Agenda item

HEALTH ISSUES UPDATE

Report attached.

Minutes:

The Long Covid clinic at BHRUT had received coverage in the national and international news. Access to the Long Covid service was best in Havering although there were lower levels of referrals to therapeutics. A team and learning approach was adopted in the Trust’s approach to treating Long Covid.

 

On the issue of enhanced access to primary care, an increase would be implemented from October 2022 to 60 minutes worth of appointments being available per 1,000 patients. One GP surgery in each primary care network would be required to offer appointments 6.30 – 8.30 pm on weekday evenings as well as 9 am – 5pm on Saturdays. This would be in addition to the existing GP hubs.

 

The new service was based on 28,000 patients responding to a survey. On line booking of GP appointments was not available yet – this was a national issue. It was noted that enhanced access in the Crest Primary Care Network would commence at the Rush Green Medical Centre but that this may move to Raphael House. Bookings would be able to be made either on the day or up to two weeks in advance. Patients would be seen by a multi-disciplinary team.

 

The existing GP access hubs would continue until March 2023 at which point the service would be reviewed. A Member raised the older demographic of residents in the east of Havering but officers explained that a hub had been established in the south of the borough to be a facility for the under-served areas in South Hornchurch and Rainham. It was necessary to take a realistic view with such facilities and this could be addressed over time.

 

It was accepted that there was understaffing in Havering for GPs, GP nurses and Health Care Assistants. A scheme to attract GPs who wished to further their areas of interest had proved successful and it was aimed to increase the number of GPs and GP nurses in Havering by 2025. Better staff training and development was also being introduced to improve retention of staff.

 

Local work was looking at upskilling existing staff to e.g. assist with the vaccination programme and offer more opportunities for work experience across the borough. The enhanced access to primary care model could be assisted by bank doctors if there were staffing issues. Bank nursing could also be used to provide out of hours primary care cover.

 

The Council’s Director of Public Health advised that health inequalities referred to unfair, avoidable or systematic differences in health outcomes. This was also impacted by wider determinants of health such as smoking rates, income levels, housing and access to and the quality of health & care services. Other factors included ethnicity, gender and the location in which people lived.

 

Inequalities assessments were carried out but it was felt that Members could scrutinise this area as they had a collective responsibility to ensure decisions were robust.
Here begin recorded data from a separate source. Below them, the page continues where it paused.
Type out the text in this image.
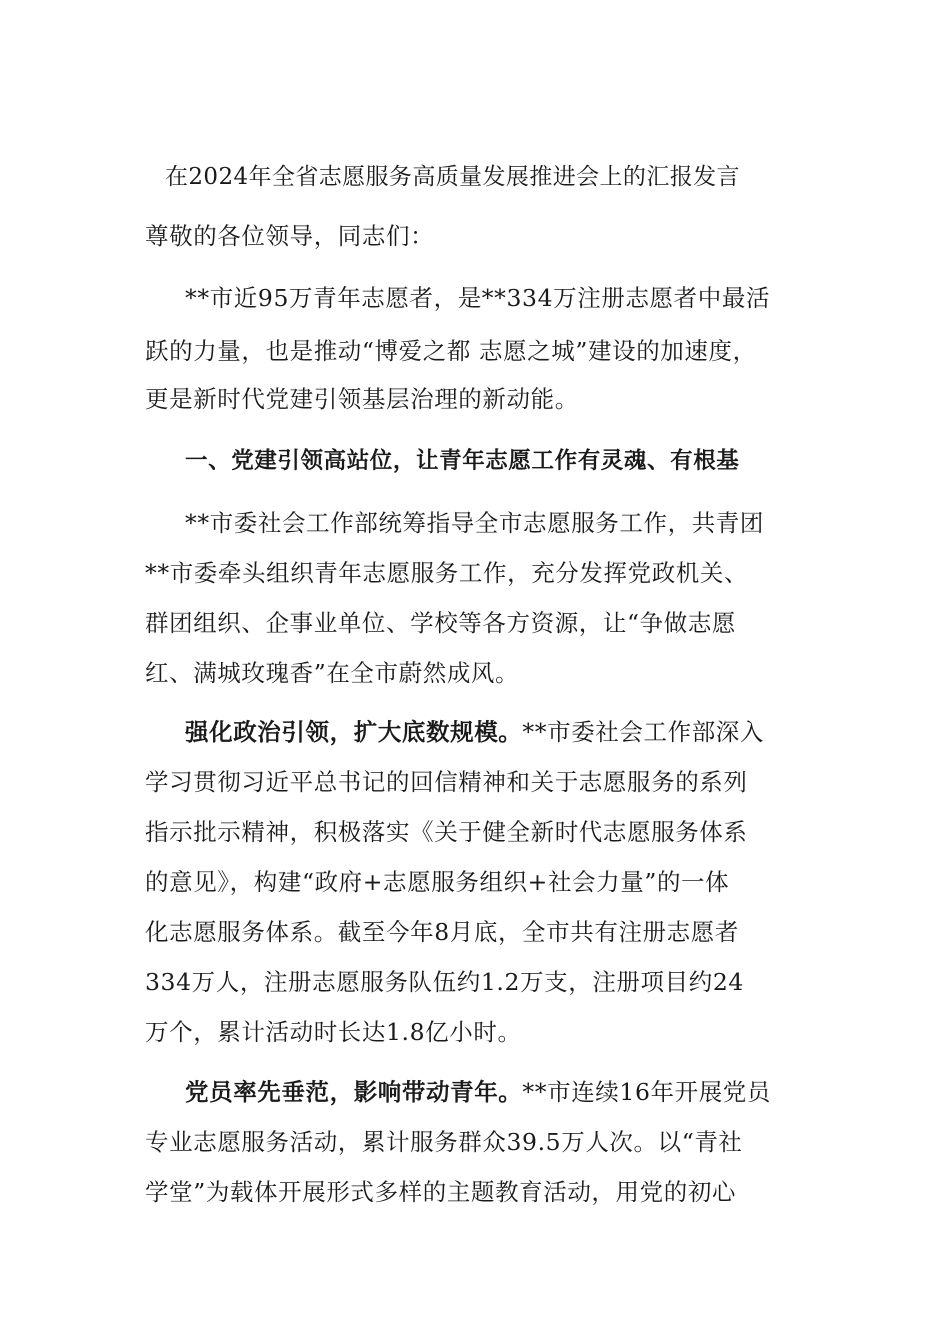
在2024年全省志愿服务高质量发展推进会上的汇报发言
尊敬的各位领导，同志们：
**市近95万青年志愿者，是**334万注册志愿者中最活
跃的力量，也是推动“博爱之都 志愿之城”建设的加速度，
更是新时代党建引领基层治理的新动能。
一、党建引领高站位，让青年志愿工作有灵魂、有根基
**市委社会工作部统筹指导全市志愿服务工作，共青团
**市委牵头组织青年志愿服务工作，充分发挥党政机关、
群团组织、企事业单位、学校等各方资源，让“争做志愿
红、满城玫瑰香”在全市蔚然成风。
强化政治引领，扩大底数规模。**市委社会工作部深入
学习贯彻习近平总书记的回信精神和关于志愿服务的系列
指示批示精神，积极落实《关于健全新时代志愿服务体系
的意见》，构建“政府+志愿服务组织+社会力量”的一体
化志愿服务体系。截至今年8月底，全市共有注册志愿者
334万人，注册志愿服务队伍约1.2万支，注册项目约24
万个，累计活动时长达1.8亿小时。
党员率先垂范，影响带动青年。**市连续16年开展党员
专业志愿服务活动，累计服务群众39.5万人次。以“青社
学堂”为载体开展形式多样的主题教育活动，用党的初心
The inclusion of health & sustainability comments in reports of Council Executive Decisions was currently being considered.

 

Life expectancy in Havering was very similar to the national average. There was however a seven year difference in life expectancies in Havering, depending on deprivation levels. It was difficult to quantify life expectancy by ethnicity as ethnicity had only recently begun to be recorded on death certificates. A national analysis of life expectancy by ethnicity could be shared. Members felt this was increasingly important given the borough’s changing demographics. Perhaps health messages could be given directly to faith groups.

 

The Director of Public Health felt that community engagement had improved during the pandemic. Members agreed but felt that data could be used to target interventions. For example the poor life expectancy in Harold Hill could be investigated.

 

Other inequalities issues included still births, a low birth rate and levels of childhood obesity. There were also inequalities in health care with for example lower participation in cancer screening in some communities. Uptake of immunisations such as the Covid-19 vaccine also varied across communities. Mortality rates during the pandemic had varied across Groups.

 

The Marmot review had been undertaken on health inequalities but this had focussed on poverty issues rather than healthcare. The NHS had plans to tackle health inequalities and it was emphasised that some Havering communities were in the 20% most deprived in the UK.

 

A Member felt that the Council should have a consistent assessment mechanism for health inequalities. Data from the 2021 census was awaited and this was likely to have an impact on the Equalities Impact Assessment used at the Council. This would lead to policies that, whilst improving health for everyone, would bring the most improvement for the most deprived.

 

Members felt that health equalities issues to be considered included future policies to enhance health in the Romford and Harold Hill areas. Granular local data on health inequalities could be brought to a future meeting of the Sub-Committee. An update on the health inequalities position in the Romford area could also be given.